As world trade becomes the norm, cross-border trade has changed considerably in recent years. Parties on both sides of the trade prefer international corridors where the time for the release of goods is shorter and the procedure is simpler. Therefore, in order to promote cross-border trade, governments are focusing on optimizing regulatory processes to reduce the time spent on trade-related procedures. Trade facilitation objectives have been included in the international agenda, mainly due to four major factors. Full implementation of FTAs is estimated to reduce trade costs by an average of 14.3% and boost world trade by up to $1 trillion per year, with the highest growth in the poorest countries. For the first time in the history of the WTO, the implementation of the agreement is directly linked to the country`s ability to do so. A Trade Facilitation Mechanism (TFAF) has been set up to ensure that developing and least developed countries receive the assistance they need to take full advantage of the benefits of the TFA. Pre-freight reporting, information for small and medium-sized traders, regulatory harmonization, data harmonization and risk management are areas for improvement that are highlighted in the global studies of the DEVELOPPEMENT SYSTEM. The 2014 Trade Facilitation Agreement was confirmed in December 2013 at the Ninth Ministerial Conference in Bali, Indonesia. [1] After nearly 20 years of negotiations, the agreement was officially extended on 27 December 2014 to the membership of the 160-member World Trade Organization (WTO). [1] However, the agreement will not be ratified until two-thirds of the members have informed the WTO of their agreement. For the WTO, the agreement can be seen as a historic achievement, given that it is the first multilateral agreement since the creation of the WTO in 1995. The 2014 Trade Facilitation Agreement is a global multilateral initiative to streamline strict procedures governing international trade.
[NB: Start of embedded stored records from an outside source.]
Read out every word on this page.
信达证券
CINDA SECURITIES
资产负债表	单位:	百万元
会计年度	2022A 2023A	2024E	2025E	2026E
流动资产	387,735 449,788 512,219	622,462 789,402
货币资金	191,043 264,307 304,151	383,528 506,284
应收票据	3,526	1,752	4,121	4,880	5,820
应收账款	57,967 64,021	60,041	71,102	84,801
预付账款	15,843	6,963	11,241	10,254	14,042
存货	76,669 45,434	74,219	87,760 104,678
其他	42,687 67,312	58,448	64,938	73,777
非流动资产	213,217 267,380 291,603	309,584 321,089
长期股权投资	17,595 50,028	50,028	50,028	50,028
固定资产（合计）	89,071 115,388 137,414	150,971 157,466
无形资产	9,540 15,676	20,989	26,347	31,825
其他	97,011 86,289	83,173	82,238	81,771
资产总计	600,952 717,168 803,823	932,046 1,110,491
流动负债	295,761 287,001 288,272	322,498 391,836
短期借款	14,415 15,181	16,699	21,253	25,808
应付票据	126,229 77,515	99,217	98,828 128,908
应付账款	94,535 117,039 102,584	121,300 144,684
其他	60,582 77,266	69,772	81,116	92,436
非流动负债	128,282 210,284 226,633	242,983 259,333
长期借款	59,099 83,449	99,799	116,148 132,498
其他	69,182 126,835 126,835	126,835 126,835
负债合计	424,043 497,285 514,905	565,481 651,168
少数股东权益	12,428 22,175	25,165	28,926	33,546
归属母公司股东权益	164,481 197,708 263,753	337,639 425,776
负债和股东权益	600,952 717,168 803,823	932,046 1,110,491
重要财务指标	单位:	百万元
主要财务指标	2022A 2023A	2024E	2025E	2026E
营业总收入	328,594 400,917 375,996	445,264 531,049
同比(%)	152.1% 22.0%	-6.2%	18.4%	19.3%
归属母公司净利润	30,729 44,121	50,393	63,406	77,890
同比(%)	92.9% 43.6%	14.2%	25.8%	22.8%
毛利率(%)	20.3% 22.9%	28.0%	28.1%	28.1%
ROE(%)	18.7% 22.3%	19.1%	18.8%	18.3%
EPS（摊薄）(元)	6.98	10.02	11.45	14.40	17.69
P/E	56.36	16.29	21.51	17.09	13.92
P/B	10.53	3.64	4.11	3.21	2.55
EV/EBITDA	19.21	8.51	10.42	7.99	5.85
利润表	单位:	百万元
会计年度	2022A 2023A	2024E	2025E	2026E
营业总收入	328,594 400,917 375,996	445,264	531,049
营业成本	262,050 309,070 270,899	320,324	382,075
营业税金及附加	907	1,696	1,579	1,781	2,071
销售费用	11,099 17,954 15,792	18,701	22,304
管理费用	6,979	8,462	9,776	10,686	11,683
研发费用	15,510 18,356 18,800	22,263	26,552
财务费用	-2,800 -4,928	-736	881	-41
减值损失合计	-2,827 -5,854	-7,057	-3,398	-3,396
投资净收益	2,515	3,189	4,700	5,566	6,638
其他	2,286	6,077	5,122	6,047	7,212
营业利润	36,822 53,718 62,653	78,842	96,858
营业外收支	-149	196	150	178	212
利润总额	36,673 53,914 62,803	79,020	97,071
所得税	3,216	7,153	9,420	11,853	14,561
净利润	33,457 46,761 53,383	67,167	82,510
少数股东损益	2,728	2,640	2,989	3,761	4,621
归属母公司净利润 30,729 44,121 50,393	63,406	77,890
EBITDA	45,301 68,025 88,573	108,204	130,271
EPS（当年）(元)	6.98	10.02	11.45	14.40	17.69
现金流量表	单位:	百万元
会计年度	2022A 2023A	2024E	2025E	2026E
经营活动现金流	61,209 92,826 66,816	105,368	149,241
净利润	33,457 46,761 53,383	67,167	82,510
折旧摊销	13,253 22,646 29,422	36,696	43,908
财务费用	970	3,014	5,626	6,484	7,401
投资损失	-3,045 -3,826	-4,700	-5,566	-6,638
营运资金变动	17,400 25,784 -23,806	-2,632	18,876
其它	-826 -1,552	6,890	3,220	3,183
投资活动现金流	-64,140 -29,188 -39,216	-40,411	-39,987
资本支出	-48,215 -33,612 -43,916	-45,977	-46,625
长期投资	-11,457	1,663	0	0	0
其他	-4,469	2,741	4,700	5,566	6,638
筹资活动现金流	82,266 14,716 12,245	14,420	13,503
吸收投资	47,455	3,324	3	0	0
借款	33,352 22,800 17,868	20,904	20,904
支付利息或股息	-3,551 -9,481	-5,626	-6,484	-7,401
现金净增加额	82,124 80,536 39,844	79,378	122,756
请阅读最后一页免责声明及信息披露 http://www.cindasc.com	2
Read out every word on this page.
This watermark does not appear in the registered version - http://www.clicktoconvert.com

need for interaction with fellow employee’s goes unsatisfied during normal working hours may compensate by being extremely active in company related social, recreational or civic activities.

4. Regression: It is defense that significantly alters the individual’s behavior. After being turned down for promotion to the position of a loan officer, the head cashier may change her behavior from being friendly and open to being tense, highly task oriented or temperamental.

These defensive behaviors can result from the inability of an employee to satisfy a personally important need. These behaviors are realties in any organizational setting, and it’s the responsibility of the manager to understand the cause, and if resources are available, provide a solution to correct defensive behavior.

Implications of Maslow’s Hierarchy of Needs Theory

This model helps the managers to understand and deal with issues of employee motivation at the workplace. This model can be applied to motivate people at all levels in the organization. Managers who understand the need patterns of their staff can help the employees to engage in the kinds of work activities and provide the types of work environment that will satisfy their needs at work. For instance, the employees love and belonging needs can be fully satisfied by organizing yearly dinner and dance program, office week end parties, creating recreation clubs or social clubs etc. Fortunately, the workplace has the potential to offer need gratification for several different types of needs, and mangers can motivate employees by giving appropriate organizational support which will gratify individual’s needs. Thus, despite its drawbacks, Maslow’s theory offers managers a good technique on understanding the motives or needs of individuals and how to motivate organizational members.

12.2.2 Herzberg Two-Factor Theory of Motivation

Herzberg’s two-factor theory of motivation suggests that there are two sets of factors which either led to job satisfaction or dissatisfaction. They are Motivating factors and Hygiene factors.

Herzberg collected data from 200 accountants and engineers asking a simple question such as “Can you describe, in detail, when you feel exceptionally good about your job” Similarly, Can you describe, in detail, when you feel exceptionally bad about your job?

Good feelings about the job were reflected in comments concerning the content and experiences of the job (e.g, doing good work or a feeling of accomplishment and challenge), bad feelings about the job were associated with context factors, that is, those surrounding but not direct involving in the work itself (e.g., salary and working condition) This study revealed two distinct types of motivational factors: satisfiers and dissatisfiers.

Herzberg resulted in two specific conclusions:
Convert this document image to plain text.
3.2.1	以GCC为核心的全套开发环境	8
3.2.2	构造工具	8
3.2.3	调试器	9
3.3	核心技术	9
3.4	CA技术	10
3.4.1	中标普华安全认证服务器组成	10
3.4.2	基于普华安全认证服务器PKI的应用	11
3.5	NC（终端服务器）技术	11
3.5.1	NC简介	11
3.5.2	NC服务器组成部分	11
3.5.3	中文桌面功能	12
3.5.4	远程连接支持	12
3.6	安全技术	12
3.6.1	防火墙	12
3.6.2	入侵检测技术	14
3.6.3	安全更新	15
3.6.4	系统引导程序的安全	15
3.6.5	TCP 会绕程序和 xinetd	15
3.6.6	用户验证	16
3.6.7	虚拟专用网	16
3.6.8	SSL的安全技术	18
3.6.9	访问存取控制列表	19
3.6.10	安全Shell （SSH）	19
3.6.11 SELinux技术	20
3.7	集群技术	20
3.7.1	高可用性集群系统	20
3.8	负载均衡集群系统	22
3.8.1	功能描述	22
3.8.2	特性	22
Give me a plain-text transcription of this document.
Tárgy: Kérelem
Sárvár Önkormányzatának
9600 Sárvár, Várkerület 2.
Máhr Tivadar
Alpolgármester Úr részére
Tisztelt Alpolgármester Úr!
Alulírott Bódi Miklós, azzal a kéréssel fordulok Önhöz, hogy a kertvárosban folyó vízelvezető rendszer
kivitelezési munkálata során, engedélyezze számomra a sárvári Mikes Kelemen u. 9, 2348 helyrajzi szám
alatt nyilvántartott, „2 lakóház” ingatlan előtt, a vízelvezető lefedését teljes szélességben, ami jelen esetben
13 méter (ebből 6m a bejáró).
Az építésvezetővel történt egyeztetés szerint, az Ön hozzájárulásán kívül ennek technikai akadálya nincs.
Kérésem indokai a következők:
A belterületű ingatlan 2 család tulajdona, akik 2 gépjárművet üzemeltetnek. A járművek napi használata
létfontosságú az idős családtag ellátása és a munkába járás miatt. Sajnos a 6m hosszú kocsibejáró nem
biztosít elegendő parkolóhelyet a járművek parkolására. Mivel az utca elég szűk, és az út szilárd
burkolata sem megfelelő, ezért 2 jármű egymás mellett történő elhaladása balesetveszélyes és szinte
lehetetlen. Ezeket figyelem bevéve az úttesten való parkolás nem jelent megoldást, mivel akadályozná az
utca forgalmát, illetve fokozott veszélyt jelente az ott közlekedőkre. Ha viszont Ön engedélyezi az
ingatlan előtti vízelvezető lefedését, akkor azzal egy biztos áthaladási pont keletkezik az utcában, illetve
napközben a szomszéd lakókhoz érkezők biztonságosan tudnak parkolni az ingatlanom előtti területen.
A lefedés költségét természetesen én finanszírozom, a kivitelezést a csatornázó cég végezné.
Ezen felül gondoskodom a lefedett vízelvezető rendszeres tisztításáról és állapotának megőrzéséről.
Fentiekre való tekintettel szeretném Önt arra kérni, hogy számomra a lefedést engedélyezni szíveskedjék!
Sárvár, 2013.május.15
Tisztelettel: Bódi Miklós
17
The agreement focuses mainly on many positive effects on developed and least developed countries. The Trade Facilitation Agreement is estimated to reduce trade costs by an average of 14.5%. In return, it would improve world trade by a trillion dollars. [1] This reduction in bureaucratic bureaucracy will have a positive impact on small and medium-sized enterprises and will facilitate trade and membership in global value chains. One of the most important aspects of this agreement is the new principle that the commitments made by developing and least developed countries in implementing the provisions of the agreement will be conditional on the acquisition of the necessary technical capabilities. [1] Currently, the cost of international trade is about $2 trillion. [4] This situation is due to a number of factors, including unnecessary customs procedures, marginal taxes and unnecessary duplication. [4] The economic benefits of the Trade Facilitation Agreement are not yet fully discernible and measured.